I don’t get the words, but by the cadence and the way she shakes her finger to make a point every once in a while, it sounds more like instructions than the family lineages Green Turtles drone over their dead. I think she’s telling him all the stuff he never got to learn. Some of these tribes believe in life after death. Maybe she’s trying to give him the tools to make it as a man in the next world. Or maybe she’s scolding her oldest son for leaving her behind. I’ll have to ask Maria when she’s done helping. She picks up languages way better than I do.
What an amazing woman I married. There are times I still can’t believe she settled on me. All it took was a shipwreck and the death of 95 percent of the Einstein III’s crew to narrow the choices down to where I had a chance.
Three guys I beat out like to pull Maria’s chain, especially when she calls them on shit. Hell, Sal would be back to teaching the locals opera if Maria wasn’t around to ride herd on him. It’s not easy for her being the commanding officer, but everybody’s settled into their roles by now. She has no choice but to play hers.
Maria is the group’s moral compass, worrywart and official workaholic. I bet she’s written thousands more reports than the rest of us combined. There’s a lot on botany and a ton of everything else, details about the people, dialects, religions, family histories, wildlife, art, tools, weapons, weather patterns and just about anything else you can think of.
Like most soldiers, Bolzano and Jones are always trying to see what they can get away with. And they’re quick to gripe when things don’t go their way. Now that Hunter’s back, he too makes jokes when she’s just out of earshot. It bugs me, but it’s more playing games than real meanness. Sal has probably been pranking on his teachers, leading the revolt, since he was a little kid in Milan.
Jones’ experiences haven’t left him a big fan of authority. It’s not like he wants to take over. He’s been the big honcho and likes it better in the ranks.
Those guys should see her now. Though she’s been up all night and must be bone tired, Maria has been told to trim and clean the dead boy’s toenails. That’s what she’s doing. Every time Maria finishes a chore, the mother stops her ranting just long enough to give her another. Maria’s cleaned him from head to toe, trimmed and washed his hair and brushed his teeth with a cedar stick. She gathered the seawe
ed for the bed and keeps the fire fed. When the mother’s voice gets raspy, my bride gently gets her to drink water from a gourd.

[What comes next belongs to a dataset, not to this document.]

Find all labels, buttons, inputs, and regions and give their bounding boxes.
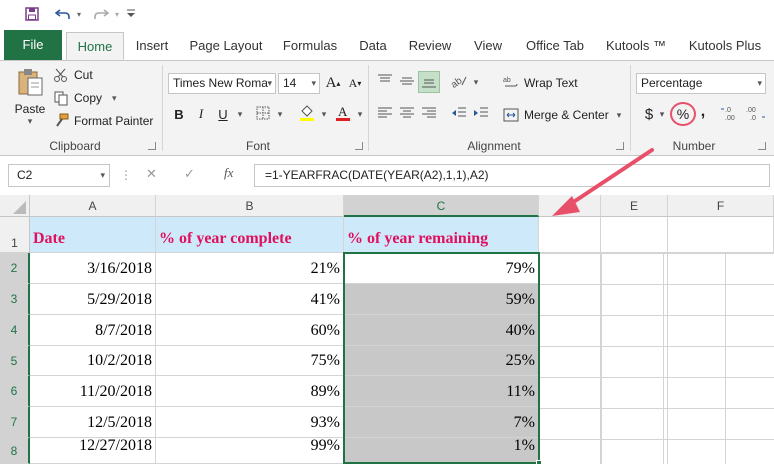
annotation-arrow — [552, 148, 654, 216]
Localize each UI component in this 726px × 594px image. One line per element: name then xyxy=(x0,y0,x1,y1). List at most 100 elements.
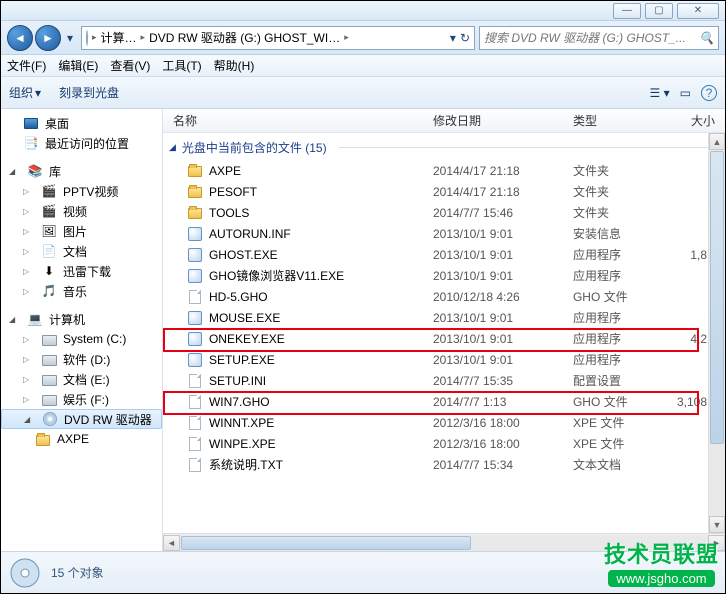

If they hear about this, the guys will probably bust her chops, tease that she only did it to gather data for her next report. They don’t see all the kindness and respect she shows to strangers–even after they’ve tried to kill her. These aren’t the first people we’ve helped and I know they won’t be the last. Maria and the old man have developed what I guess you would call “reputations” as healers. Clans travel long distances to seek them out.
The guys have no idea how much of the people’s pain Maria carries in her heart. This boy is going to hit her hard. She has a tough time letting go of stuff like this. She’ll keep wondering what she could have done to save him.
He was about the same age Rhino would be right now. We haven’t had a chance to talk about it, but that must be going through her mind. Maria doesn’t often mention the adopted son we left in the north and I know better than to bring him up. There’s nothing but sadness down that road.
It looks like the mom is ready to move on to the next part of the funeral, which is a good thing because the heat is starting to crank up now that the wind’s died. It’s going to be another hot one. Vultures circle lower and closer. As long as we keep our fires going I think they’ll hold off, but who knows with those ugly bastards. They have been waiting and watching a long time.